OI OI tudo bom com vocês? Essa é a primeira postagem do blog e pra começar tem que ter uma chave de ouro :
A narrativa do ponto de vista do personagem feminino, Hazel Grace, é
interessante, pois o autor mergulha no universo de uma adolescente que
tem uma “sobrevida” limitada e extremamente difícil, uma pessoa que tem
uma sentença de morte indefinidamente protelada, mas que é inevitável,
pois ela é uma paciente em tratamento de câncer terminal, controlado por
uma nova droga experimental. Uma pessoa triste, revoltada e solitária. O
câncer devorou tudo o que ela tinha de melhor, a saúde, o vigor, os
amigos, a escola e estava adoecendo a sua família, que vivia em função
de cuidar dela. Hazel vê o seu pequeno universo mudar, ao conhecer
Augustus Waters no grupo de apoio, um adolescente também portador de
Câncer ósseo e amputado de uma perna. Essa história tinha tudo para dar
errado, porém Hazel e Gus transformam suas vidas, a partir do improvável
amor que surge, pois ambos têm medo, de morrer, de se apaixonar, de
deixar os seus entes queridos. A partir daí, os dois superam os seus
limites físicos, passam a viver intensamente esse amor sem pensar no
amanhã. Achei incrível a pesquisa na área médica, feita pelo autor,
embora com alguns dados fictícios, mas tornou a história possível. A
pesquisa histórica sobre Anne Frank e Amsterdã, nos dá a impressão de
estar passeando pela cidade, tamanho são os detalhes de sua descrição.
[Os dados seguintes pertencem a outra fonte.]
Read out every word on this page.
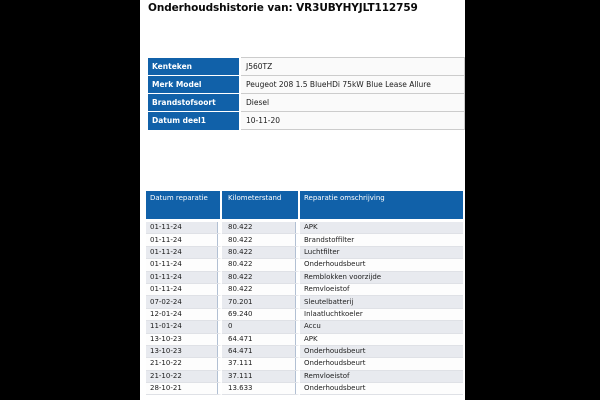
Onderhoudshistorie van: VR3UBYHYJLT112759
Kenteken	J560TZ
Merk Model	Peugeot 208 1.5 BlueHDi 75kW Blue Lease Allure
Brandstofsoort	Diesel
Datum deel1	10-11-20
Datum reparatie	Kilometerstand	Reparatie omschrijving
01-11-24	80.422	APK
01-11-24	80.422	Brandstoffilter
01-11-24	80.422	Luchtfilter
01-11-24	80.422	Onderhoudsbeurt
01-11-24	80.422	Remblokken voorzijde
01-11-24	80.422	Remvloeistof
07-02-24	70.201	Sleutelbatterij
12-01-24	69.240	Inlaatluchtkoeler
11-01-24	0	Accu
13-10-23	64.471	APK
13-10-23	64.471	Onderhoudsbeurt
21-10-22	37.111	Onderhoudsbeurt
21-10-22	37.111	Remvloeistof
28-10-21	13.633	Onderhoudsbeurt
Me identifiquei com a história, pois a visão da Hazel e suas indagações,
são as mesmas de toda pessoa doente e com uma sentença de morte. É uma
linda história de um amor lindo, intenso e surpreendente. Um amor de
dois jovens que superam todas as impossibilidades e descobrem o amor, o
sexo, as decepções e aprendem a lutar e ter esperança. É uma história de
superação não só de uma doença que por anos foi tabu, além do câncer o
livro trata da perda, de relacionamentos interrompidos e de famílias
destroçadas pelo câncer, vai até além, pois mostra o isolamento, a
solidão e o preconceito sofrido pelas pessoas com a deficiência.O autor
através do olhar de Hazel, com o seu cilindro de oxigênio e de Gus, com a
prótese na perna amputada, nos ensina um pouco do cotidiano e da
superação dos pacientes portadores de câncer, bem como as vitórias,
derrotas e a superação. Ri, chorei e me diverti, a linguagem é fácil,
leve e foi uma leitura deliciosa. Amei demais os personagens.